Dan yang paling terusik adalah lelaki pemikul sepi ini. Seperti biasa, lelaki itu duduk sendiri dalam sepinya. Sambil menunggu detik – detik senja, Menunggu dan terus menunggu. Tetapi ketenangannya buyar seketika oleh suara – suara sekumpulan pemuda itu. Tetapi dia diam saja. Lelaki itu tidak nampak marah. Hanya gerakan tubuhnya yang kelihatan gelisah.
**********
Namun kegelisah itu hanya sementara. Ketika seraut wajah yang tak pernah hilang dari ingatanya, datang menghampirinya. Wajah Wulan mendiang istrinya. Persis seperti Wulan. Sepasang mata lelaki pemikul sepi ini membelalak dan agak terperanjat.
“Maaf, Mas ! Kalau kehadiran kami ini mengganggu.!”
“E,,e,,,tidak. tidak,,!” Silakan saja. Eh, boleh ku tahu kamu siapa!”
“Saya koordiantor pemuda yang datang tamasya di sini , mas. !”
“E,,e,, boleh ku tahu namamu!” Sambil bangkit dari duduknya, lelaki pemikul sepi itu menyalami dengan tangannya.

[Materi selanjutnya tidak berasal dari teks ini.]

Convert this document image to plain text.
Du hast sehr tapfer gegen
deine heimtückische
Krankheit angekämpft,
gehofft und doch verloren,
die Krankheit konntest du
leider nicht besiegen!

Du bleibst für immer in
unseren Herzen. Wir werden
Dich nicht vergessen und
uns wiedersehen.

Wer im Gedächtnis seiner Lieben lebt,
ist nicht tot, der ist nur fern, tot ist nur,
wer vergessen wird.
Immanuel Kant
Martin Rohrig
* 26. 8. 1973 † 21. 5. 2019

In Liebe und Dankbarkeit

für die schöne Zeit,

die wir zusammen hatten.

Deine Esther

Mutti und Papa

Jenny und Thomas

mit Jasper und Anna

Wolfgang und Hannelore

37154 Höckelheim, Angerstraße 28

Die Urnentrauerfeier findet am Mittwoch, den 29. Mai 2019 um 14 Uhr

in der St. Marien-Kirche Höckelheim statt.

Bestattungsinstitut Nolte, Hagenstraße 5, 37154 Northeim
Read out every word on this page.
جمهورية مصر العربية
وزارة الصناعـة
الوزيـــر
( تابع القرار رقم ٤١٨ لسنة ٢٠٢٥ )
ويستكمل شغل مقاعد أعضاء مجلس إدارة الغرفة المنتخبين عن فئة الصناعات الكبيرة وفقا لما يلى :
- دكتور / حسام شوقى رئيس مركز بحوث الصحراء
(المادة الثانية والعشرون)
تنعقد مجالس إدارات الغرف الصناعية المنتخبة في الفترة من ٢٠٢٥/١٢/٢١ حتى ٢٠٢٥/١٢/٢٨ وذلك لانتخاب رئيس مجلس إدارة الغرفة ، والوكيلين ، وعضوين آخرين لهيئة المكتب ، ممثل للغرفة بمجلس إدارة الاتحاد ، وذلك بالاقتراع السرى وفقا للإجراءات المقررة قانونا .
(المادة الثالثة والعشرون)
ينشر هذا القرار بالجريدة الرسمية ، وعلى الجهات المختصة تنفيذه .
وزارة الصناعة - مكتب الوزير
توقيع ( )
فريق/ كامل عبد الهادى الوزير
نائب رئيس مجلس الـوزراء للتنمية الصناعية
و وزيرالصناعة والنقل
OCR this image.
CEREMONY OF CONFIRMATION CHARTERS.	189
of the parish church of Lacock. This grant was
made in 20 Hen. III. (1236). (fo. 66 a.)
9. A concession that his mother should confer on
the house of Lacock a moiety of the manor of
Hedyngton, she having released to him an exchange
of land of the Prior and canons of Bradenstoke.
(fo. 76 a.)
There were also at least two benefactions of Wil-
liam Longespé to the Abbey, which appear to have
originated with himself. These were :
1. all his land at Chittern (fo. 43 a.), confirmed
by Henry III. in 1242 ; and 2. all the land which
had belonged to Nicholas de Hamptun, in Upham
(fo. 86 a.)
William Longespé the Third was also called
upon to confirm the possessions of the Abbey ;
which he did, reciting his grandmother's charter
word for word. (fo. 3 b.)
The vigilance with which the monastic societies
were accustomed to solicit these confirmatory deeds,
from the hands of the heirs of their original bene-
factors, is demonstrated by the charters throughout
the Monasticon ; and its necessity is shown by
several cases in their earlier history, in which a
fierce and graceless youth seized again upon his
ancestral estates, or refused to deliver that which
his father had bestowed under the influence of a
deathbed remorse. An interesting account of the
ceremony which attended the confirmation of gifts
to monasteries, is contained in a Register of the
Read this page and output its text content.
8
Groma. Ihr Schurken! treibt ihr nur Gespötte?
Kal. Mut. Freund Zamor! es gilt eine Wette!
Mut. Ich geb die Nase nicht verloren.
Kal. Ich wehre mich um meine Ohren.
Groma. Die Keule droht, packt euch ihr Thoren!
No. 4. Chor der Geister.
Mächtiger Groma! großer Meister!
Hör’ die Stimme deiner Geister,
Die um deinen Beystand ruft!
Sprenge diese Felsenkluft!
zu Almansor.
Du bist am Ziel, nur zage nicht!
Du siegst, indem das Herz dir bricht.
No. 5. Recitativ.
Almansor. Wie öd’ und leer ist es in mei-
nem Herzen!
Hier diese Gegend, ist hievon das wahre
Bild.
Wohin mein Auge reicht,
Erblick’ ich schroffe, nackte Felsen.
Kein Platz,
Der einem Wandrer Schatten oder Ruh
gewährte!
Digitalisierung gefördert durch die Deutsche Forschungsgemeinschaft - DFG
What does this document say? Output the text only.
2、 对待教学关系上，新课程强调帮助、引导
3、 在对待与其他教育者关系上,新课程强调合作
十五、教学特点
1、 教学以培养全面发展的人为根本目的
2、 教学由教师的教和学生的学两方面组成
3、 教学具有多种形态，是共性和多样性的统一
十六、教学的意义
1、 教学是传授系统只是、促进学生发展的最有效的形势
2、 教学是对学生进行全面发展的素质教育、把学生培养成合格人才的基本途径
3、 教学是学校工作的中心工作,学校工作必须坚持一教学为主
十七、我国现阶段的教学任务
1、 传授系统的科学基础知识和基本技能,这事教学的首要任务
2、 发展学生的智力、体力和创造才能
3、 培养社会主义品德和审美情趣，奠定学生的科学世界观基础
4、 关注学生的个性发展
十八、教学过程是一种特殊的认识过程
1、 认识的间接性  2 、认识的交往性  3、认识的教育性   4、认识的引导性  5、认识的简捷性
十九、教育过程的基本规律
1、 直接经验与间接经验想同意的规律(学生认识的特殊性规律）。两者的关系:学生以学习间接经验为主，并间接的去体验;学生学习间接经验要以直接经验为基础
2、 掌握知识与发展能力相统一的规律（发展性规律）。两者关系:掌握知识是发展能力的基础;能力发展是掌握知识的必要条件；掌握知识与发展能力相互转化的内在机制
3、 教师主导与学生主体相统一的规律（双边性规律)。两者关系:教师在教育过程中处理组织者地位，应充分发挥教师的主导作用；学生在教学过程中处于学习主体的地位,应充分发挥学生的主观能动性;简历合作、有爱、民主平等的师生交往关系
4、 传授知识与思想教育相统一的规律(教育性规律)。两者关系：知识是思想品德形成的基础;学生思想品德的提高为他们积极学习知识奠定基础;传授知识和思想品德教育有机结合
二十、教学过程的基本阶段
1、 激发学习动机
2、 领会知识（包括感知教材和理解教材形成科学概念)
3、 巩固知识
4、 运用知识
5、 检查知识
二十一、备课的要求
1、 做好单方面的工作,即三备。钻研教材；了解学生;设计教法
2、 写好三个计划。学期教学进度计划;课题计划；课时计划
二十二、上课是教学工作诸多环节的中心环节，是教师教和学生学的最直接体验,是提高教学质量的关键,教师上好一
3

“E,,nama saya Ekram! Lanjut lelaki itu
“ Saya Mentari! Perempuan yang bernama Mentari menyambut uluran tangan lelaki pemikul sepi yang bernama Ekram.
Jemari Mentari merasakan sentuhan jemari Ekram sangat kuat sekali. Seperti sebuah remasan tangan yang penuh arti. Remasan jemari itu cukup lama juga hingga lambat laun berubah seperti sebuah genggaman yang halus. Genggaman untuk mengetuk sebuah bilik cinta, bila bilik itu tiada yang menghuninya.
“Eh,,maafkan saya Mentari! Saya lupa, ,,saya ,,,
“Tidak apa – apa mas Ekram! Mungkin saya yang harus meminta maaf, karena telah menggangu ketenangan mas!”
Tersontak dada Ekram. Ini namanya ; pucuk di cinta rembulan pun tiba. Binar matanya tak seindah binar hatinya. Seakan – akan Ekram lelaki pemikul sepi, telah terbangun dari tidurnya yang panjang. Kehadiran Mentari saat itu telah terpatri di relung hatinya yang terlalu sulit untuk mengukur kedalamannya. Sungguh jauh ke dalam lubuknya. Tiada terkira.
Sejak saat itu Lelaki pemikul sepi tak lagi menunggu senja. Menunggu rembulan. Tetapi lelaki pemikul sepi itu mulai bertandang ke bias – bias cahaya mentari. Dia telah lupa kepada rembulan. Lupa juga kepada ingkarnya. Sedangkan Mentari juga, semakin jinak biasnya. Sebab di bilik hatinya tiada yang pernah mengetuk selain ketukan lembut Ekram, Lelaki pemikul sepi.